Note that dd will break multibyte characters, so the output will not be text anymore so the behaviour of sed will be unspecified as per POSIX.
mikeserv over 8 years

@StéphaneChazelas - do you have a link to reference that statement? a NUL can't occur in a multibyte character, and a dot can only match a whole character which is not NUL, and it has worked with every sed i've tried. how could it not work?
mikeserv over 8 years

oh wait - you mean because input isn't a text file. possibly, but sed is spec'd to handle conditions which exceed/break text file specs, too, such as 4k pattern spaces scripts which is well beyond line max. its also spec'd to evaluate chars bytewise w/ l - even when a single char is multiple bytes. i think the text file restriction for sed is probably based on the NUL prohibition - many seds replace delimiter in their scripts w/ NULs, and ive never managed to seek past a NUL in pattern space with heirloom sed except with D and G.
mikeserv over 8 years

@SijaanHallak - you can drop the second sed like: sed -et -e's/./\n&/g;//D'
Yunus almost 8 years

since each byte have a width=1 the result will be the same !
VocalFan almost 8 years

So how is this not a duplicate of the earlier answer?
Yunus almost 8 years

because it shows tha same cmd with different argyment , and that is nice to know .
eruve about 5 years

Great!

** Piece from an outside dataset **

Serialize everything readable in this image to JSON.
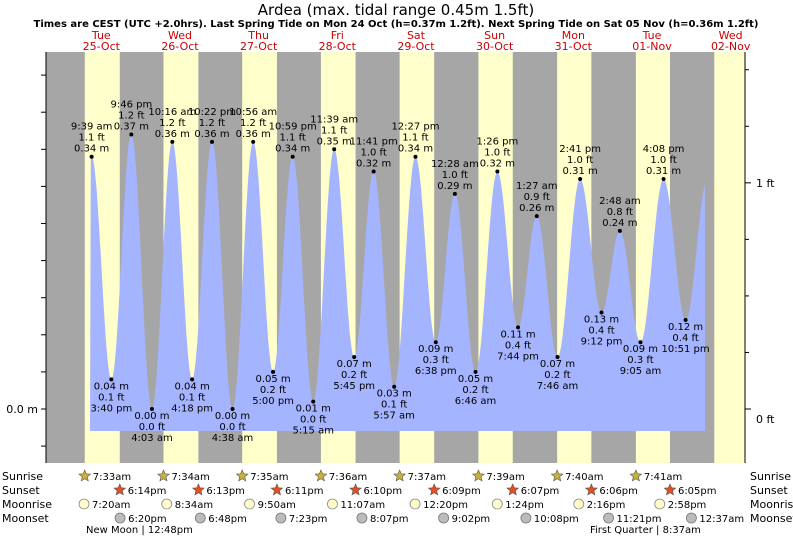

But on my version of nAWK ("One True AWK") that doesn't work. However this does the trick: awk -v FS='' -v OFS='\n' '{$1=$1};1' (wondering if that's more portable since -F '' might yield the ERE: //)
done almost 3 years

This removes white space from the original string.
done almost 3 years

An eval could be a big risk, a double eval is even more risky. Specially with arbitrary input from $s. Just saying !!
done almost 3 years

Are you claiming that $'e\u301' is equivalent/equal to é ?
Stéphane Chazelas almost 3 years

@Isaac, no, I'm not claiming any such thing though there are some definitions of "equivalent" for which that would be true.
done almost 3 years

Your description seems to imply that because Perl is able to join together characters and accents (much like a text editor join them to select an specific glyph) other software should be able also. But no, not all programs are text editors, Nor all utilities understand the complex (specially in Hangul) set of rules to join some individual Unicode codepoints (unicode.org/reports/tr29 and search for Devanagari kshi). So, no, nor grep, sed or fold understand any of this issue (yet).